Numeri, questi, che descrivono bene la complessità e i tanti volti del fenomeno. E benché tutte le leggi esaltino la libertà di scelta della donna, le pratiche assistenziali restano operatore-centriche. Le azioni e gli interventi di routine, negano alla donna partoriente l’autonomia che le spetta, la libertà di scelta, depotenziandola e questo significa trattare una donna solitamente sana (essendo le gravidanze fisiologiche più dell’80% dei casi) come se fosse una paziente e il parto e la gravidanza come malattie. Dimenticare, cioè, che gravidanza, parto, puerperio e allattamento, sono processi fisiologici complessi – biopsicosociali, culturali ed esistenziali – e non semplicemente eventi medici.

La nascita perde così quella connotazione di naturale esperienza del ciclo sessuale di una donna che come tale andrebbe vissuta intimamente, in un luogo protetto, lontano dai mille sguardi di persone sconosciute, in presenza di persone care, accompagnato con gentilezza, nel rispetto del tempo e nel ritmo di ogni donna.
Per limitare il dilagare della medicalizzazione del parto e le conseguenze negative di natura fisica, psichica ed emotiva sulle donne, nel 1985 l’OMS ha stilato delle raccomandazioni che costituiscono la carta dei diritti della partoriente. Si tratta di quindici punti che chiariscono quali sono i diritti delle donne che si apprestano a mettere al mondo una nuova vita. Molte mamme non conoscono i loro diritti quando vanno in ospedale, soprattutto al momento del parto. I corsi di preparazione dovrebbero servire anche a fare informazione, non solo sull’accudimento del bambino e su come prepararsi alla nascita. Le mamme dovrebbe capire che cosa desiderano per il loro parto, in base anche alla loro cultura, che cosa possono chiedere e a che cosa hanno diritto.
Violenza ostetrica in Italia: l’analisi del fenomeno
Quello che emerge da questa indagine è che, nonostante l’Italia abbia ospedali eccellenti e strutture sanitarie con un tasso di mortalità e di morbilità materna e neonatale tra i più bassi d’Europa, si registrano comunque una serie di pratiche, come l’alto tasso di cesarei, che fanno parlare di un eccesso di medicalizzazione.

Le Raccomandazioni dell’Organizzazione Mondiale della Sanità in questo ambito risalgono al 1985 e riguardano proprio le modalità di assistenza al travaglio, al parto e al post-partum. Molte strutture sanitarie ignorano però queste indicazioni. Secondo l’Oms, in assenza di una precisa prescrizione medica, sono da evitare i seguenti comportamenti:
- il clistere;
- la depilazione;
- la rottura delle membrane;
- la posizione obbligata durante travaglio e parto;
- il digiuno e il divieto di bere;
- l’episiotomia;
- le spinte sulla pancia (manovra di Kristeller);
- il taglio precoce del cordone e la separazione della madre e del neonato dopo il parto.
Numerosi sono i movimenti civili e politici che si stanno sollevando per modificare questo sistema, numerose le denunce, le proteste e le rivendicazioni, che non possono più essere ignorate e taciute.
Il Melograno Centro Informazione Maternità e Nascita si unisce alle tante voci e attraverso la mostra fotografica “Cicatrici” inizia un percorso di sensibilizzazione con l’obiettivo di creare consapevolezza e informazione sul fenomeno della violenza ostetrica e portare avanti una cultura per una società della Cura.
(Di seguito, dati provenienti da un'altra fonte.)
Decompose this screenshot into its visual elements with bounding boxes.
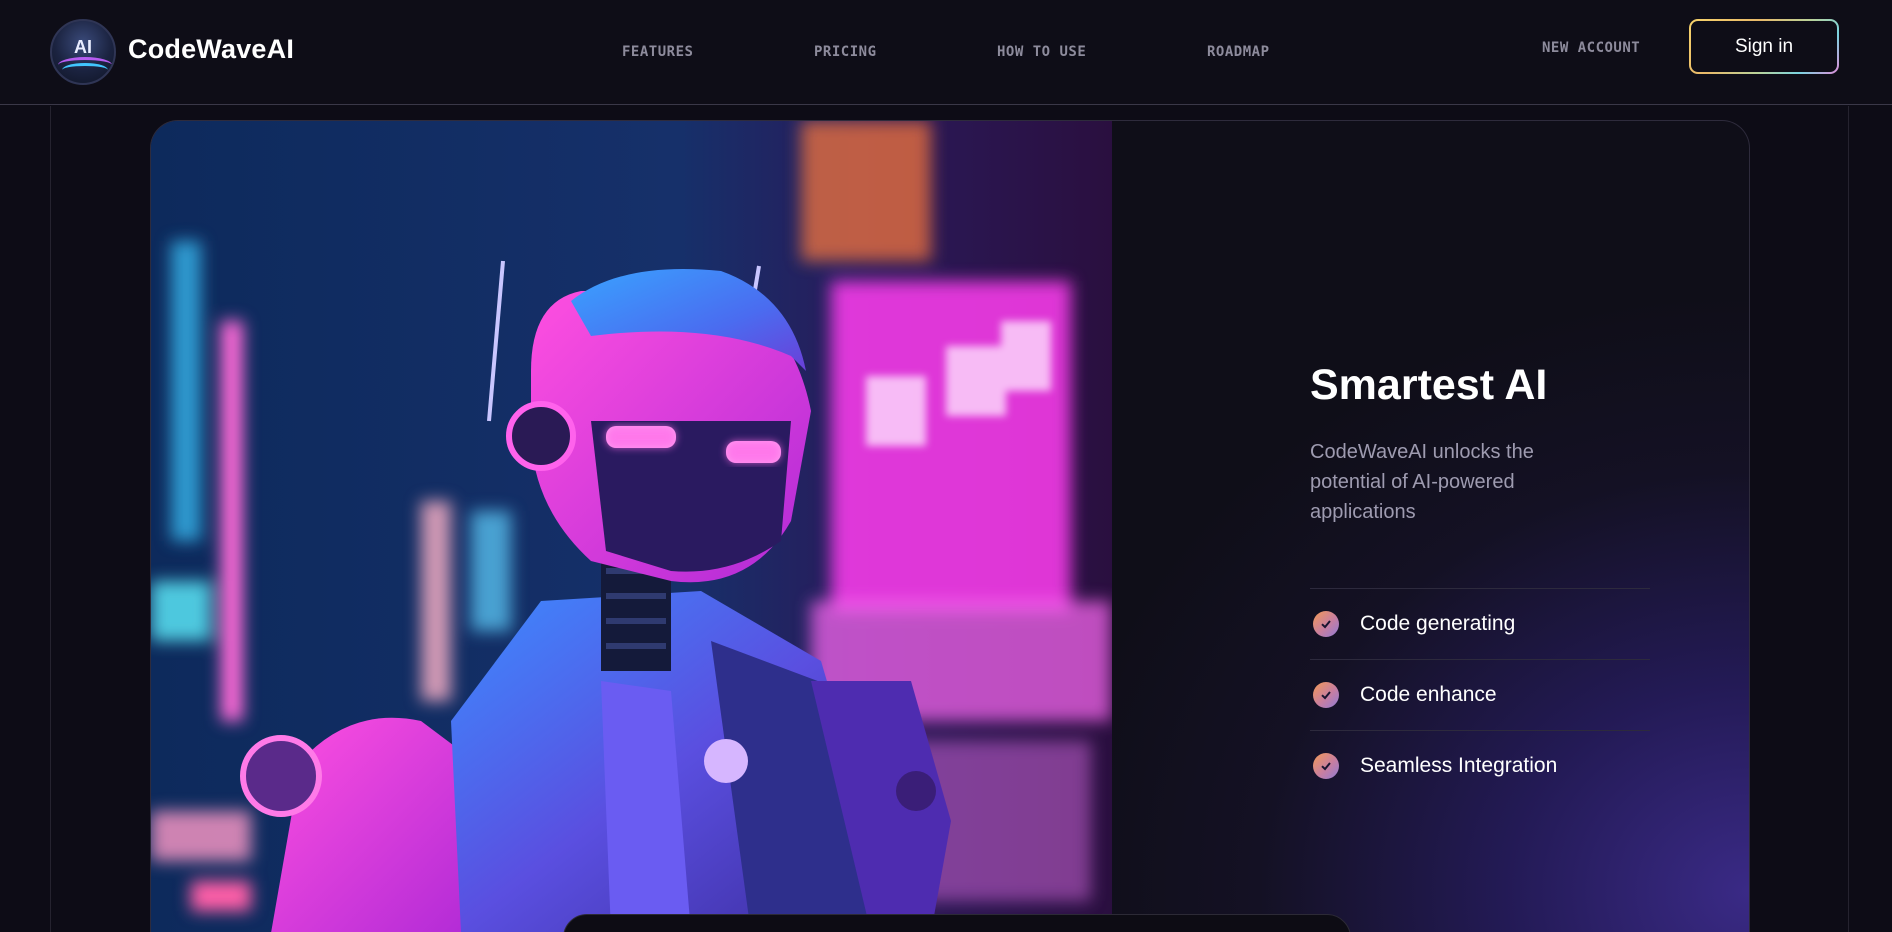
page-guide-line-right xyxy=(1848,106,1849,932)
check-icon xyxy=(1313,682,1339,708)
hero-card: Smartest AI CodeWaveAI unlocks the poten… xyxy=(150,120,1750,932)
check-icon xyxy=(1313,753,1339,779)
hero-content: Smartest AI CodeWaveAI unlocks the poten… xyxy=(1310,121,1749,932)
nav-link-roadmap[interactable]: ROADMAP xyxy=(1207,44,1270,60)
floating-panel xyxy=(563,914,1351,932)
nav-link-features[interactable]: FEATURES xyxy=(622,44,693,60)
hero-title: Smartest AI xyxy=(1310,361,1548,409)
new-account-link[interactable]: NEW ACCOUNT xyxy=(1542,40,1640,56)
feature-item: Seamless Integration xyxy=(1310,730,1650,801)
feature-label: Code enhance xyxy=(1360,683,1497,706)
feature-item: Code enhance xyxy=(1310,659,1650,730)
logo-text: AI xyxy=(74,37,92,57)
brand-logo-icon[interactable]: AI xyxy=(50,19,116,85)
robot-hero-image xyxy=(151,121,1112,932)
sign-in-button-border[interactable]: Sign in xyxy=(1689,19,1839,74)
brand-name[interactable]: CodeWaveAI xyxy=(128,34,294,65)
top-navigation-bar: AI CodeWaveAI FEATURES PRICING HOW TO US… xyxy=(0,0,1892,105)
nav-link-how-to-use[interactable]: HOW TO USE xyxy=(997,44,1086,60)
feature-label: Seamless Integration xyxy=(1360,754,1558,777)
feature-label: Code generating xyxy=(1360,612,1516,635)
feature-list: Code generating Code enhance Seamless In… xyxy=(1310,588,1650,801)
feature-item: Code generating xyxy=(1310,588,1650,659)
logo-wave-decoration xyxy=(62,63,108,77)
sign-in-button[interactable]: Sign in xyxy=(1691,21,1837,72)
hero-description: CodeWaveAI unlocks the potential of AI-p… xyxy=(1310,441,1534,523)
nav-link-pricing[interactable]: PRICING xyxy=(814,44,877,60)
robot-illustration xyxy=(151,121,1112,932)
check-icon xyxy=(1313,611,1339,637)
page-guide-line-left xyxy=(50,106,51,932)
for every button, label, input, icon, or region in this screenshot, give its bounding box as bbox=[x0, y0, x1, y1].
Ogni donna ha il diritto inalienabile di accogliere la sua neonata e il suo neonato, nel pieno rispetto e riconoscimento delle proprie competenze e dei propri desideri, poiché è nel miracolo della nascita che troviamo i semi nascenti di una società fondata sul rispetto delle donne e dell’intera umanità.
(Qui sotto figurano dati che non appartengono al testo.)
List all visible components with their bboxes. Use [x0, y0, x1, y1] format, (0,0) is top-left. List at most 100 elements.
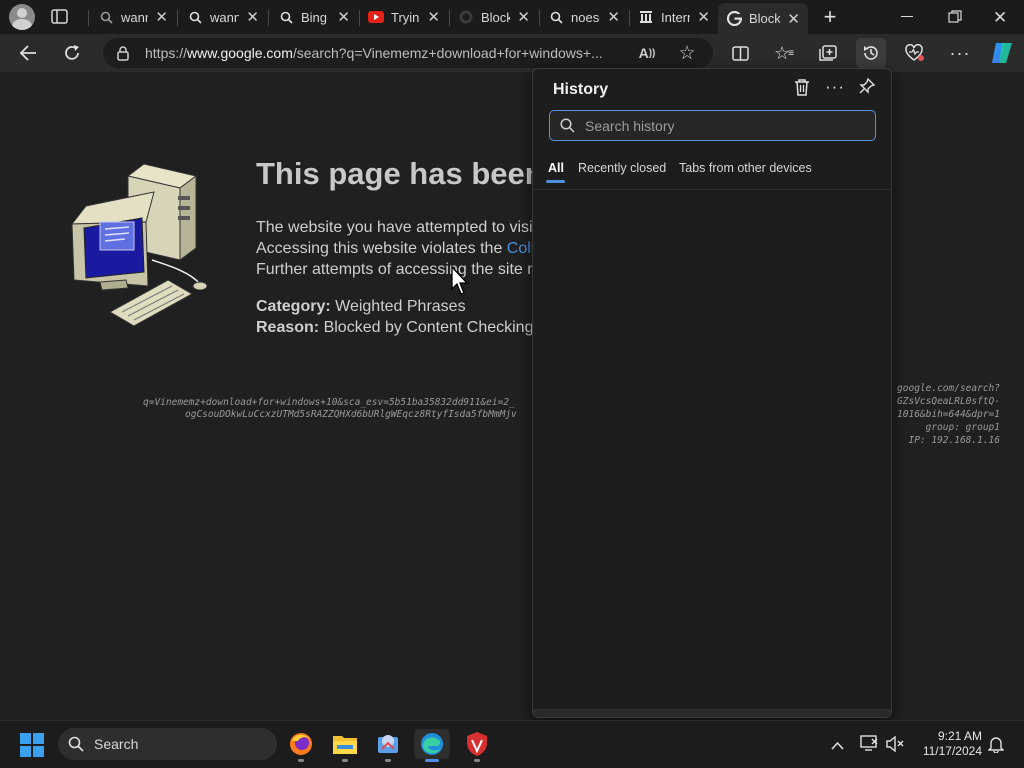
github-icon [458, 9, 474, 25]
profile-avatar[interactable] [9, 4, 35, 30]
tab-title: Block [481, 9, 511, 25]
delete-history-icon[interactable] [794, 79, 810, 101]
network-icon[interactable] [860, 735, 878, 756]
page-title: This page has been [256, 156, 544, 191]
start-windows-icon[interactable] [20, 733, 44, 762]
blocked-url-line-1: q=Vinememz+download+for+windows+10&sca_e… [143, 397, 515, 408]
category-value: Weighted Phrases [330, 298, 466, 315]
search-icon [187, 9, 203, 25]
new-tab-button[interactable]: + [818, 4, 842, 29]
restore-button[interactable] [948, 10, 962, 24]
close-icon[interactable]: ✕ [337, 8, 350, 26]
category-line: Category: Weighted Phrases [256, 298, 466, 316]
tab-title: Trying [391, 9, 420, 25]
system-clock[interactable]: 9:21 AM 11/17/2024 [912, 729, 982, 759]
split-screen-icon[interactable] [725, 38, 755, 68]
volume-muted-icon[interactable] [886, 735, 904, 757]
read-aloud-icon[interactable]: A)) [632, 38, 662, 68]
address-bar[interactable]: https://www.google.com/search?q=Vinememz… [103, 38, 713, 68]
tab-8-active[interactable]: Block ✕ [718, 3, 808, 34]
close-icon[interactable]: ✕ [155, 8, 168, 26]
block-message-line-2: Accessing this website violates the Coll [256, 240, 534, 258]
notifications-bell-icon[interactable] [987, 735, 1005, 758]
back-button[interactable] [13, 38, 43, 68]
youtube-icon [368, 9, 384, 25]
close-window-button[interactable]: ✕ [993, 8, 1007, 28]
tab-actions-icon[interactable] [51, 9, 68, 24]
close-icon[interactable]: ✕ [517, 8, 530, 26]
pin-icon[interactable] [859, 77, 876, 100]
close-icon[interactable]: ✕ [246, 8, 259, 26]
url-host: www.google.com [187, 45, 293, 61]
google-icon [726, 11, 742, 27]
copilot-icon[interactable] [987, 38, 1017, 68]
collections-icon[interactable] [813, 38, 843, 68]
blocked-url-right-1: google.com/search? [897, 383, 1000, 394]
tab-1[interactable]: wann ✕ [90, 4, 176, 30]
block-message-line-1: The website you have attempted to visi [256, 219, 533, 236]
refresh-button[interactable] [57, 38, 87, 68]
taskbar-search[interactable]: Search [58, 728, 277, 760]
tab-recently-closed[interactable]: Recently closed [578, 161, 666, 175]
tab-title: wann [210, 9, 240, 25]
clock-date: 11/17/2024 [922, 744, 982, 758]
firefox-icon[interactable] [286, 729, 316, 759]
minimize-button[interactable] [901, 16, 913, 17]
panel-scrollbar-edge [533, 709, 891, 717]
active-tab-indicator [546, 180, 565, 183]
category-label: Category: [256, 298, 331, 315]
block-message-text: Accessing this website violates the [256, 240, 507, 257]
url-prefix: https:// [145, 45, 188, 61]
file-explorer-icon[interactable] [330, 729, 360, 759]
mouse-cursor-icon [451, 265, 471, 301]
clock-time: 9:21 AM [937, 729, 982, 743]
history-panel-title: History [553, 81, 609, 98]
tab-7[interactable]: Intern ✕ [630, 4, 718, 30]
running-indicator [298, 759, 304, 762]
tab-2[interactable]: wann ✕ [179, 4, 267, 30]
tab-5[interactable]: Block ✕ [450, 4, 538, 30]
search-icon [560, 118, 575, 133]
tab-title: Block [749, 11, 781, 26]
url-path: /search?q=Vinememz+download+for+windows+… [292, 45, 603, 61]
close-icon[interactable]: ✕ [787, 10, 800, 28]
blocked-url-line-2: ogCsouDOkwLuCcxzUTMd5sRAZZQHXd6bURlgWEqc… [185, 409, 517, 420]
archive-icon [638, 9, 654, 25]
close-icon[interactable]: ✕ [427, 8, 440, 26]
history-search-box[interactable] [549, 110, 876, 141]
favorite-star-icon[interactable]: ☆ [672, 38, 702, 68]
tab-4[interactable]: Trying ✕ [360, 4, 448, 30]
running-indicator [474, 759, 480, 762]
tab-other-devices[interactable]: Tabs from other devices [679, 161, 812, 175]
search-icon [278, 9, 294, 25]
tab-3[interactable]: Bing ✕ [270, 4, 358, 30]
more-options-icon[interactable]: ··· [945, 38, 975, 68]
reason-line: Reason: Blocked by Content Checking. [256, 319, 538, 337]
lock-icon [117, 45, 129, 61]
search-icon [98, 9, 114, 25]
history-panel: History ··· All Recently closed Tabs fro… [532, 68, 892, 718]
history-icon[interactable] [856, 38, 886, 68]
show-hidden-icons-chevron-icon[interactable] [831, 737, 844, 755]
favorites-icon[interactable]: ☆ ≡ [769, 38, 799, 68]
history-more-options-icon[interactable]: ··· [825, 77, 845, 97]
close-icon[interactable]: ✕ [697, 8, 710, 26]
close-icon[interactable]: ✕ [607, 8, 620, 26]
edge-icon[interactable] [414, 729, 450, 759]
blocked-url-right-3: 1016&bih=644&dpr=1 [897, 409, 1000, 420]
tab-all[interactable]: All [548, 161, 564, 175]
running-indicator [342, 759, 348, 762]
tab-6[interactable]: noesc ✕ [540, 4, 628, 30]
app-icon[interactable] [373, 729, 403, 759]
history-search-input[interactable] [583, 116, 847, 135]
policy-link[interactable]: Coll [507, 240, 535, 257]
panel-divider [533, 189, 891, 190]
tab-title: Bing [301, 9, 328, 25]
block-message-line-3: Further attempts of accessing the site n [256, 261, 537, 278]
taskbar-search-label: Search [94, 736, 139, 752]
ip-info: IP: 192.168.1.16 [908, 435, 1000, 446]
browser-essentials-icon[interactable] [900, 38, 930, 68]
blocked-url-right-2: GZsVcsQeaLRL0sftQ- [897, 396, 1000, 407]
shield-app-icon[interactable] [462, 729, 492, 759]
running-indicator [385, 759, 391, 762]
La mostra sarà itinerante – per informazioni verasparatore75 at gmail.com – e a disposizione per ogni centro o luogo attinente alla nascita. Inaugurata domenica 26 marzo a Monterotondo (Il Melograno, via G. Pascoli 10), la mostra sarà visitabile venerdì 31 marzo, sabato 1 aprile e ancora venerdì 7 e sabato 8 aprile, sempre dalle ore 18 alle 20.